Universidad de Jaén

TOPIC 1

1.1 Historical approximation.

1.2 New definitions from the International Astronomical Union (IAU).

1.3 Celestial baricentric and geocentric reference systems.

1.4 International celestial reference system (ICRS).

1.5 International celestial reference frame (ICRF)

1.6 Coordinate times (baricentric, geocentric, terrestrial, atomic, and others).

1.7 Coordinated universal time (UTC)

1.8 Tranformations.

TOPIC 2

2.1 Specific instrumentation: astronomical theodolite, cenit tube, meridian circle, CCD detectors, insertion of time signal, ...

2.2 Astronomical determination of azimuth (procedures and accuracy).

2.3 Astronomical determination of latitude and longitude (procedures and accuracy)

TOPIC 3

3.1 Specific instrumentation: antennae, receivers and digital signal processing in radioastronomy.

3.2 Fundamentals of acquisition, analysis and interpretation of Very Long Baseline Interferometry (VLBI) data of astrometric and geodetic interest.

3.3 Definition of observables and equations for solving the position vectors of antennae on Earth and/or radio sources on the sky.

3.4 Examples and applications.

TOPIC 4

4.1 Description of the motion of a satellite according to the perturbed two-body problem.

4.2 Gauss equations.

4.3 Changes of the orbital elements in a period.

4.4 Perturbations due to the Earth gravitational potential.

4.5 Perturbations due to the Earth atmosphere.

4.6 Perturbations due to radiation pressure.

4.7 Perturbations due to other distant celestial bodies.

4.8 Examples and applications: the NORAD algorithm for time propagation of orbital elements; the GPS satellite case.

Group lectures

In these lectures, the basic contents of the course will be developed. The students will become familiar with the reference systems mostly used in Astronomy, the different techniques of astro-geodetic measurements, and the fundamentals of orbital dynamics. Whenever possible, all derivations will be based on first principles.

Group practical sessions

In these sessions, some of the methods described during the course will be put at work, always within the limitations of the available instruments  and weather conditions. The main ideas is that students should perform their own astronomical calculations to be verified by means of astronomical observations, carried out either later or in advance.

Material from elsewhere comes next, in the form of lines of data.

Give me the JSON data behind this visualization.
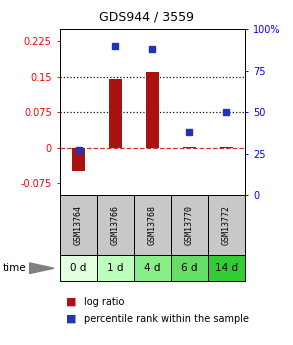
{
  "title": "GDS944 / 3559",
  "samples": [
    "GSM13764",
    "GSM13766",
    "GSM13768",
    "GSM13770",
    "GSM13772"
  ],
  "time_labels": [
    "0 d",
    "1 d",
    "4 d",
    "6 d",
    "14 d"
  ],
  "log_ratios": [
    -0.05,
    0.145,
    0.16,
    0.002,
    0.002
  ],
  "percentile_ranks": [
    27,
    90,
    88,
    38,
    50
  ],
  "ylim_left": [
    -0.1,
    0.25
  ],
  "ylim_right": [
    0,
    100
  ],
  "yticks_left": [
    -0.075,
    0,
    0.075,
    0.15,
    0.225
  ],
  "yticks_right": [
    0,
    25,
    50,
    75,
    100
  ],
  "ytick_labels_left": [
    "-0.075",
    "0",
    "0.075",
    "0.15",
    "0.225"
  ],
  "ytick_labels_right": [
    "0",
    "25",
    "50",
    "75",
    "100%"
  ],
  "hlines": [
    0.075,
    0.15
  ],
  "bar_color": "#aa1111",
  "dot_color": "#2233bb",
  "zero_line_color": "#cc3333",
  "hline_color": "#111111",
  "sample_bg_color": "#c8c8c8",
  "time_bg_colors": [
    "#dfffdf",
    "#bbffbb",
    "#88ee88",
    "#66dd66",
    "#33cc33"
  ],
  "bar_width": 0.35,
  "x_positions": [
    1,
    2,
    3,
    4,
    5
  ],
  "legend_log_ratio": "log ratio",
  "legend_percentile": "percentile rank within the sample",
  "title_fontsize": 9,
  "tick_fontsize": 7,
  "sample_fontsize": 6,
  "time_fontsize": 7.5,
  "legend_fontsize": 7
}
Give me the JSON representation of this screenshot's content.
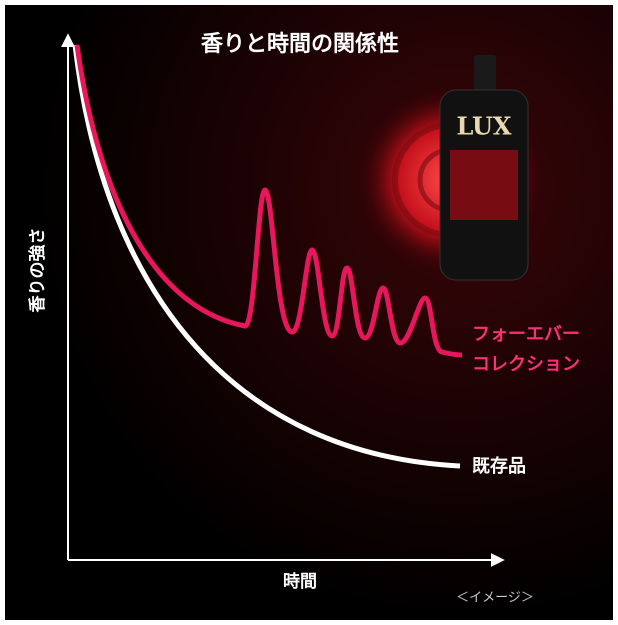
{
  "header": {
    "title": "香りと時間の関係性"
  },
  "axes": {
    "y_label": "香りの強さ",
    "x_label": "時間"
  },
  "curves": {
    "forever": [
      "フォーエバー",
      "コレクション"
    ],
    "existing": "既存品"
  },
  "product": {
    "brand": "LUX"
  },
  "note": "＜イメージ＞"
}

The observations will be conducted from the Astronomical Observatory in the Campus de Las Lagunillas, located on the top of the Escuela Politécnica Superior de Jaén (building A3). The available instrumentation includes several electronic theodolites and, as a novelty for the 2015-2016 academic year, we will also use the new 41 cm astronomical robotic telescope recently purchased by the University of Jaén.

The practical sessions tentatively scheduled include:

1. The pointing system of the telescope and astronomical coordinates.
2. Calculation and observation of meridian transits of stars.
3. Calculation and observations of passes of artificial satellites in near Earth orbit.

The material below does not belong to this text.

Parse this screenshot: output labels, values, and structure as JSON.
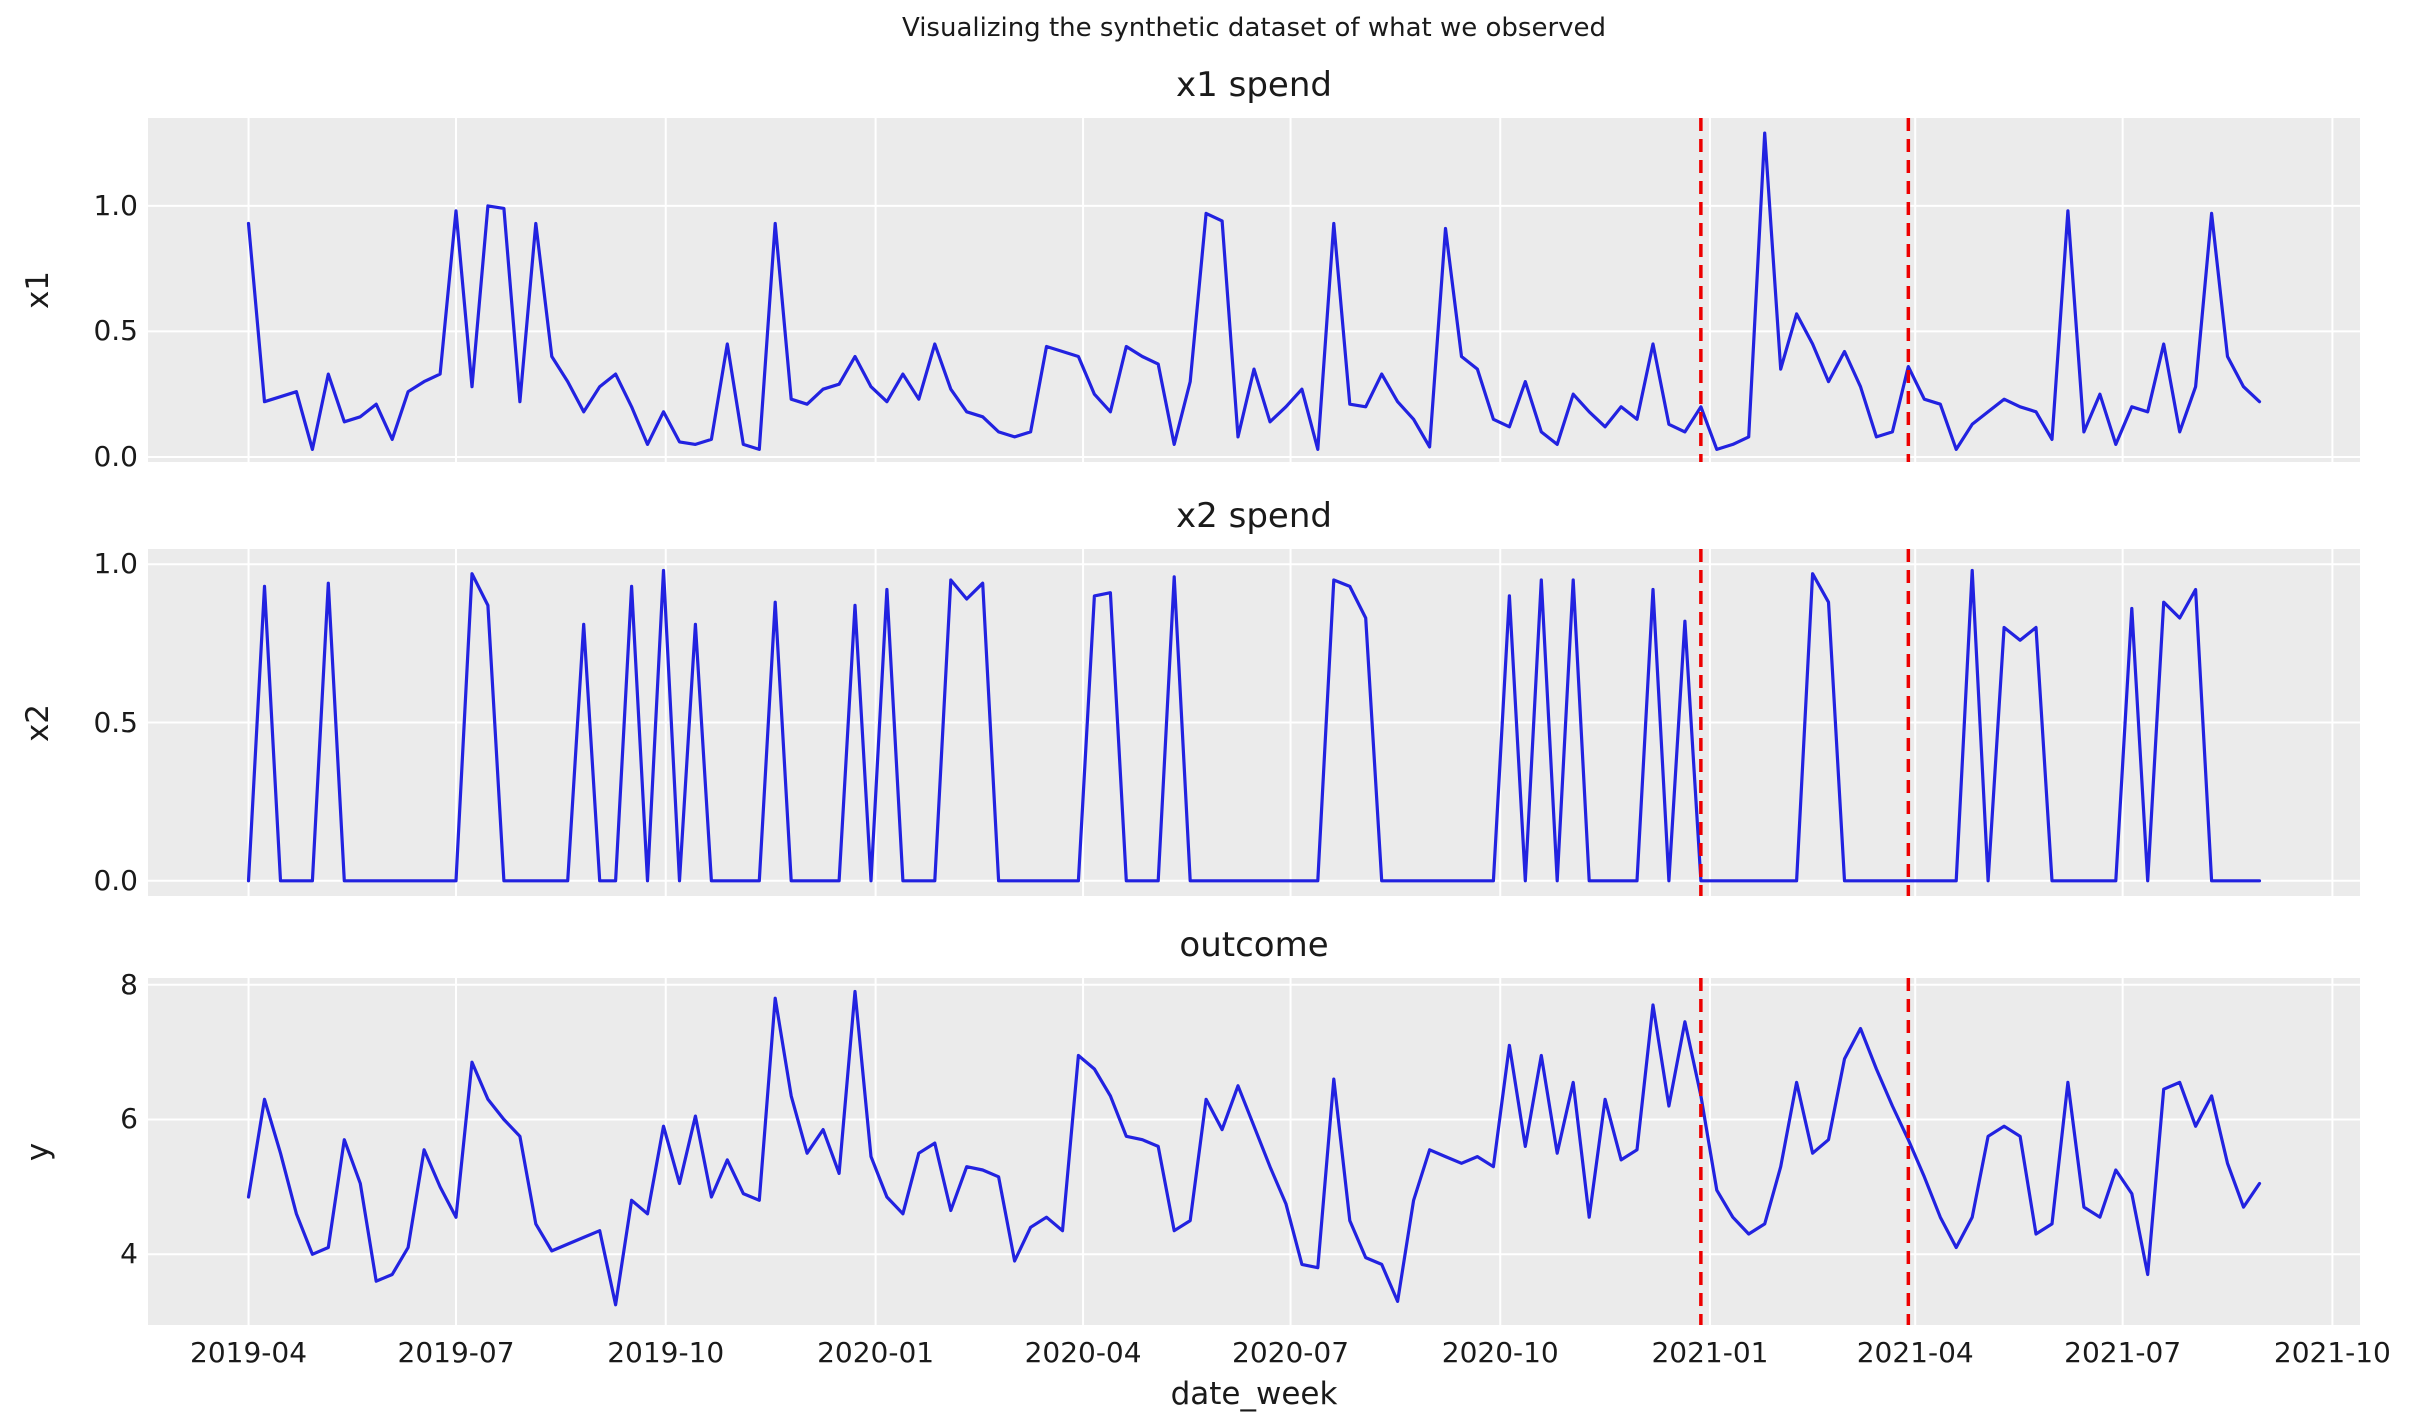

Here, it must be pointed out that session #3 condenses and simultaneously  puts at work all the contents and competences of the course. The students will deliver a final report about it as part of their evaluation.

Individual/collective tutorial sessions:

Devoted to clarify doubts related to the contents of the course and difficulties when carrying out calculations. This activity, will intensify  towards the end of the semester,  when the exams and deadline for the final report approach.

Students with special educational needs should contact the Student Attention Service (Servicio de Atención y Ayudas al Estudiante) in order to receive the appropriate academic support

The written exam accounts for the highest fraction of the grade (65%). It will be scheduled according to the faculty academic calendar. Both theoretical and practical aspects will be covered in order to ensure an appropriate achievement of the expected learning results (#12). The acquisition of competences CB3, CE10, CE28 and COP1 will be specially assessed.

With respect to the deliverables of practical sessions, they will be of two kinds: a) Solved calculations related to sessions #1 and #2 account for 15% of the total grade; b) The final report of session #3 accounts for 20% of the total grade. This higher fraction is justified because this final report requires to have acquired a good knowledge of all contents and competences of the course. Moreover, in the deliverables special attention will be payed to assessing the competences COP2, CT4 and CT6.